- Episode no.: Season 4 Episode 6
- Directed by: Wendey Stanzler
- Written by: Evan Bleiweiss; Julie Plec;
- Cinematography by: Dave Perkal
- Editing by: Nathan Easterling
- Production code: 2J6656
- Original air date: November 15, 2012

Guest appearances
- Todd Williams as Connor Jordan; Grace Phipps as April Young; Phoebe Tonkin as Hayley Marshall; David Alpay as Atticus Shane; Ser'Darius Blain as Chris; Alyssa Diaz as Kimberley;

Episode chronology
| ← Previous "The Five" | Next → "My Brother's Keeper" |
- The Vampire Diaries season 4

= We All Go a Little Mad Sometimes =

"We All Go a Little Mad Sometimes" is the sixth episode of the fourth season of the American supernatural teen drama television series The Vampire Diaries, and the 72nd of the series. It aired on The CW on November 15, 2012. The episode was written by Evan Bleiweiss and series co-developer Julie Plec, and directed by Wendey Stanzler.

==Plot==
Elena is hallucinating about the death of Connor, which is slowly driving her crazy. Klaus informs the Salvatore brothers that Elena needs to be locked away, because eventually she will try to kill herself. After stealing her away from the brothers, he explains that due to killing the original five hunters, he experienced the same thing and there is no cure. Meanwhile, Professor Shane is hosting an exhibition at the school with Bonnie's help. Damon and Bonnie turn to him for answers. He tells them that Elena's hallucinations are due to a witch's curse and the only cure is for a potential hunter to make his first kill and pass along the last hunter's powers. Jeremy has discovered the beginnings of the mark on his body.

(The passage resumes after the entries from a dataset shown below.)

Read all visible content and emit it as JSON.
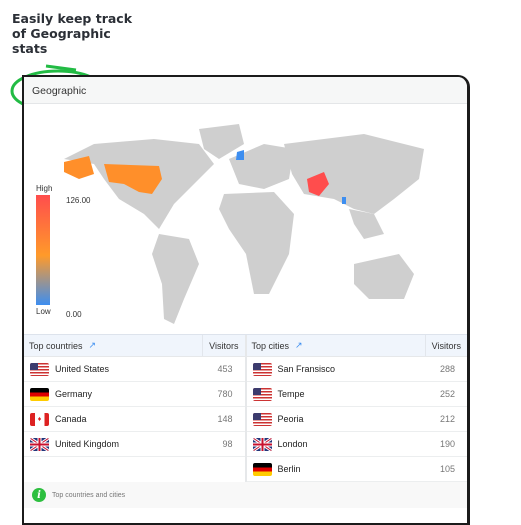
{
  "tagline": "Easily keep track of Geographic stats",
  "panel": {
    "title": "Geographic"
  },
  "legend": {
    "high_label": "High",
    "low_label": "Low",
    "max": "126.00",
    "min": "0.00"
  },
  "colors": {
    "accent": "#2dbf3f",
    "map_land": "#cfcfcf",
    "high": "#ff4d4d",
    "mid": "#ff9a2a",
    "low": "#3d8ef0"
  },
  "countries": {
    "title": "Top countries",
    "visitors_label": "Visitors",
    "rows": [
      {
        "flag": "us",
        "name": "United States",
        "visitors": "453"
      },
      {
        "flag": "de",
        "name": "Germany",
        "visitors": "780"
      },
      {
        "flag": "ca",
        "name": "Canada",
        "visitors": "148"
      },
      {
        "flag": "gb",
        "name": "United Kingdom",
        "visitors": "98"
      }
    ]
  },
  "cities": {
    "title": "Top cities",
    "visitors_label": "Visitors",
    "rows": [
      {
        "flag": "us",
        "name": "San Fransisco",
        "visitors": "288"
      },
      {
        "flag": "us",
        "name": "Tempe",
        "visitors": "252"
      },
      {
        "flag": "us",
        "name": "Peoria",
        "visitors": "212"
      },
      {
        "flag": "gb",
        "name": "London",
        "visitors": "190"
      },
      {
        "flag": "de",
        "name": "Berlin",
        "visitors": "105"
      }
    ]
  },
  "footer": {
    "text": "Top countries and cities",
    "icon": "info-icon"
  }
}
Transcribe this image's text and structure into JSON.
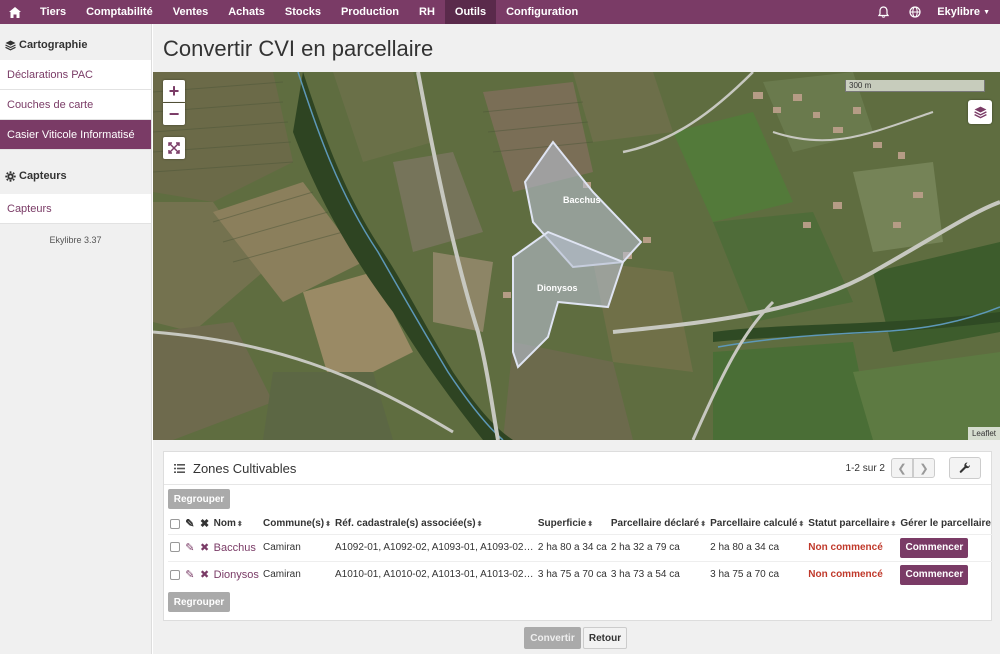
{
  "topnav": {
    "items": [
      "Tiers",
      "Comptabilité",
      "Ventes",
      "Achats",
      "Stocks",
      "Production",
      "RH",
      "Outils",
      "Configuration"
    ],
    "active": "Outils",
    "user": "Ekylibre",
    "icons": [
      "home-icon",
      "bell-icon",
      "globe-icon",
      "caret-down-icon"
    ]
  },
  "sidebar": {
    "group1": "Cartographie",
    "group1_items": [
      "Déclarations PAC",
      "Couches de carte",
      "Casier Viticole Informatisé"
    ],
    "group2": "Capteurs",
    "group2_items": [
      "Capteurs"
    ],
    "version": "Ekylibre 3.37"
  },
  "page": {
    "title": "Convertir CVI en parcellaire"
  },
  "map": {
    "scale_label": "300 m",
    "attribution": "Leaflet",
    "parcel_labels": [
      "Bacchus",
      "Dionysos"
    ],
    "zoom_in": "+",
    "zoom_out": "−"
  },
  "panel": {
    "title": "Zones Cultivables",
    "pagination": "1-2 sur 2",
    "group_button": "Regrouper",
    "columns": [
      "Nom",
      "Commune(s)",
      "Réf. cadastrale(s) associée(s)",
      "Superficie",
      "Parcellaire déclaré",
      "Parcellaire calculé",
      "Statut parcellaire",
      "Gérer le parcellaire"
    ],
    "rows": [
      {
        "nom": "Bacchus",
        "commune": "Camiran",
        "ref": "A1092-01, A1092-02, A1093-01, A1093-02…",
        "superficie": "2 ha 80 a 34 ca",
        "declare": "2 ha 32 a 79 ca",
        "calcule": "2 ha 80 a 34 ca",
        "statut": "Non commencé",
        "action": "Commencer"
      },
      {
        "nom": "Dionysos",
        "commune": "Camiran",
        "ref": "A1010-01, A1010-02, A1013-01, A1013-02…",
        "superficie": "3 ha 75 a 70 ca",
        "declare": "3 ha 73 a 54 ca",
        "calcule": "3 ha 75 a 70 ca",
        "statut": "Non commencé",
        "action": "Commencer"
      }
    ]
  },
  "footer": {
    "convert": "Convertir",
    "back": "Retour"
  },
  "colors": {
    "brand": "#7a3b66",
    "brand_dark": "#5a2a4b",
    "status": "#c0392b"
  }
}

Stefan goes to break Elena out only to have her attack him and escape. She goes to the bridge where she died and Connor, Katherine, and her mother convince her to take her own life. She drops her daylight ring into the water. Stefan sends Damon to bring her back. Klaus provides Jeremy with one of his hybrids to kill to complete his transition to a hunter and break the curse. The curse is broken just as dawn comes, and Damon saves Elena by throwing them both in the river. He tells Elena that Stefan had been lying to them, but it was all for her. Stefan and Elena sit on the front steps and talk. Elena admits that as a vampire, her feelings for Damon have been magnified, and Stefan tells her he can't do this anymore so they mutually decide to split up.

==Reception==
When the episode aired on November 15, 2012, the episode was viewed by 2.84 million American viewers.